From RT
The National Defense Strategy unveiled by Pentagon chief James Mattis illustrates once again the revanchist Cold War mindset dominating Washington which is the inevitable expression of the US' destructive addiction to militarism.
More than a quarter century after the official end of the Cold War between the US and the former Soviet Union, Washington has the cheek to label both Russia and China as "revisionist powers."
Policy and discourse dominating Washington shows it is the US that is the biggest "revisionist power," trying to revive ideological tensions and antagonism with Russia and China.
Defense Secretary Mattis declared last week that fighting non-state terrorism was no longer the primary focus of US national security. He said the "great power competition" with Russia and China was the new priority.
Mattis' National Defense Strategy echoed themes contained in the National Security Strategy document published in December, which was signed off by President Trump. The NSS also cast Russia and China as "rivals" and existential threats to America's influence in the world.
As with the NSS paper, Moscow and Beijing condemned the latest Pentagon document as being stuck in Cold War thinking and dealing with foreign relations in an "imperialistic" manner. Russian Foreign Minister Sergey Lavrov said it was regrettable that Washington, "instead of conducting normal dialogue is trying to prove its leadership using such confrontational concepts and strategies."
The blatant reality is that the Pentagon is making a pitch for ever-more federal spending on America's already gargantuan militarized economy. Listening to James Mattis, one might think that the US military is being starved of investment, thus threatening national security.

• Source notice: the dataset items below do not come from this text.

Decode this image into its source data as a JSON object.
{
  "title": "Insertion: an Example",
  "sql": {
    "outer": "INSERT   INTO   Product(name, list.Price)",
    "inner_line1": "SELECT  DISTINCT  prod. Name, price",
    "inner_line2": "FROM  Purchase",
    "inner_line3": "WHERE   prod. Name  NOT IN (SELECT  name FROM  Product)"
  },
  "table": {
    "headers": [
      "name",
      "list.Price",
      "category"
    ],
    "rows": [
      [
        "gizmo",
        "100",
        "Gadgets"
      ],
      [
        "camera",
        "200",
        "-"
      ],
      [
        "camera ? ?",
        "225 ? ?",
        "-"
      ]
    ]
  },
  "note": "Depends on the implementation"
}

This is after the US government voted last year to increase annual military spending by $50 billion to a record high of $700 billion. Not even during the Cold War was the US military budget anywhere near the current outlay, according to comparative data cited by respected US economist David Stockman.
The US military budget is about 14 times that of Russia and four times that of China.Simply put, in order to justify this stupendous largesse with American tax dollars, the Pentagon is compelled, out of logical necessity, to constantly portray the world as a threatening place.

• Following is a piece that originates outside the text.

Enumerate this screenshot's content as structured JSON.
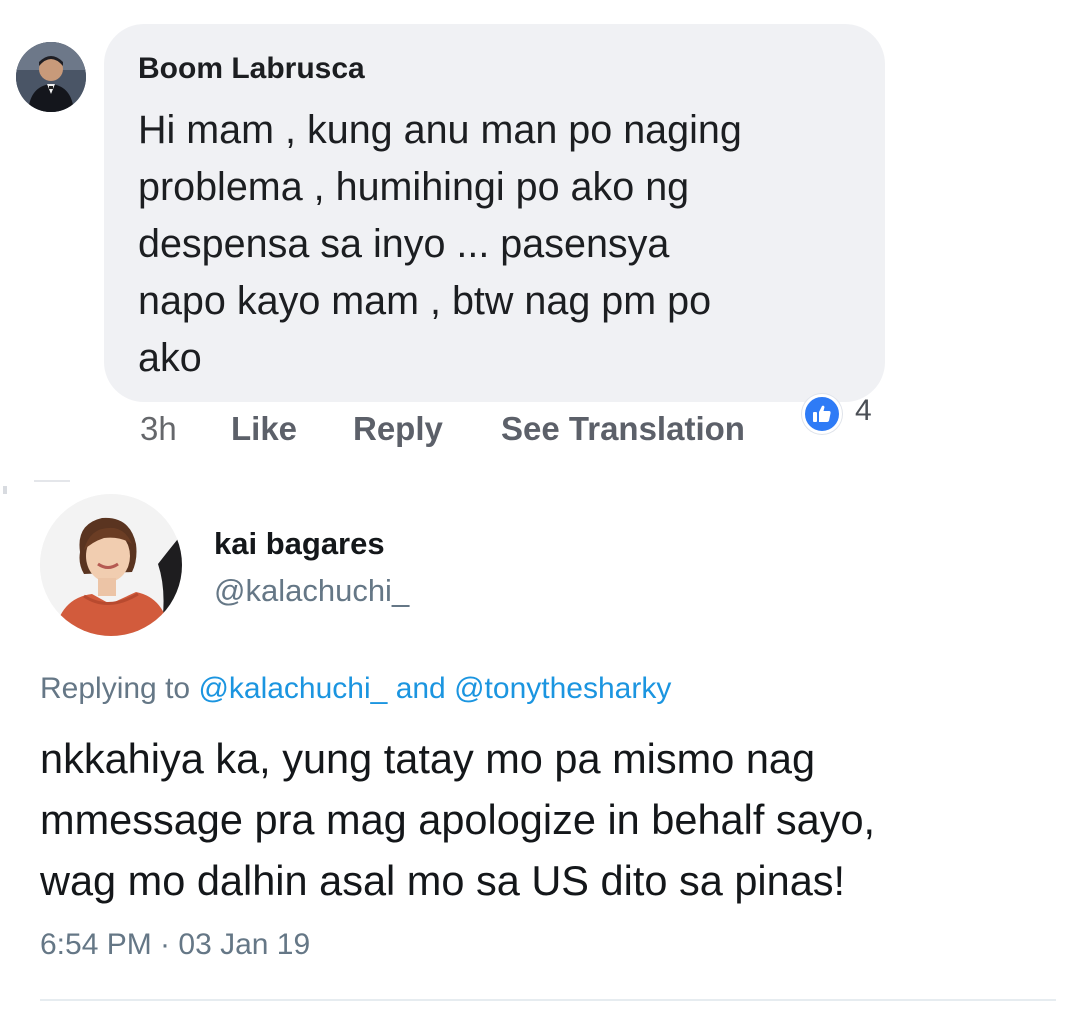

"We are facing increased global disorder, characterized by decline in the long-standing rules-based international order -- creating a security environment more complex and volatile than any we have experienced in recent memory," states the National Defense Strategy.

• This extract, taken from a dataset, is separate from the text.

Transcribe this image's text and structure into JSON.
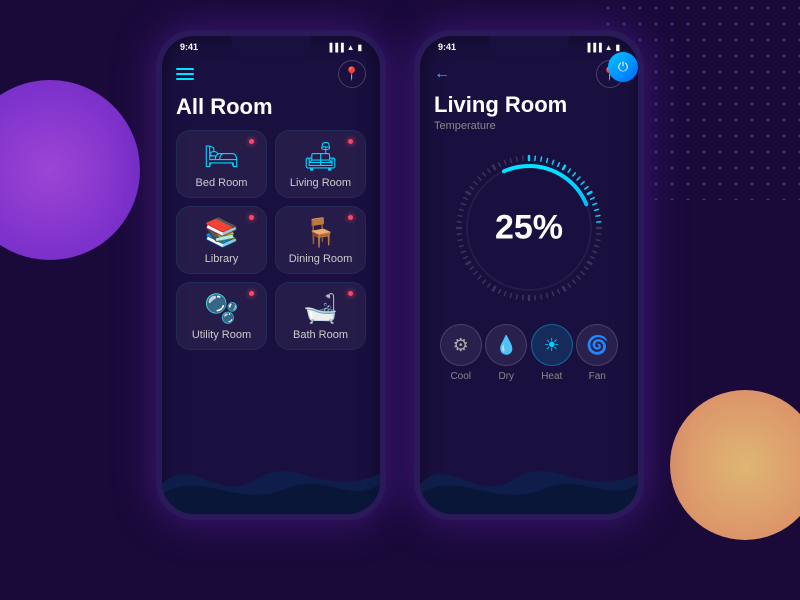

Ironically, as Russian military intervention in Syria helped to destroy a Western-backed terrorist mercenary army, the US is now shifting its rationale for military spending from terrorism to Russia.
It is well documented that the US economy is largely dependent on the military-industrial complex. Over half of the nation's annual discretionary budget is consumed by federal spending on military. This is, in effect, a massive taxpayer subsidized economy driven by militarism. Yet, American capitalism claims to be the paragon of "free enterprise" and "private ownership."
Since the end of the Second World War, the characteristic feature of the US economy is militarism and the military-industrial complex. Arguably, without this annual massive injection of public money, so-called "American capitalism" would collapse.
That's why it is vital for US economic survival, under its prevailing economic system, that the world is constantly presented to the American taxpayers as a threat to national security. It's the equivalent of telling children scary bedtime stories.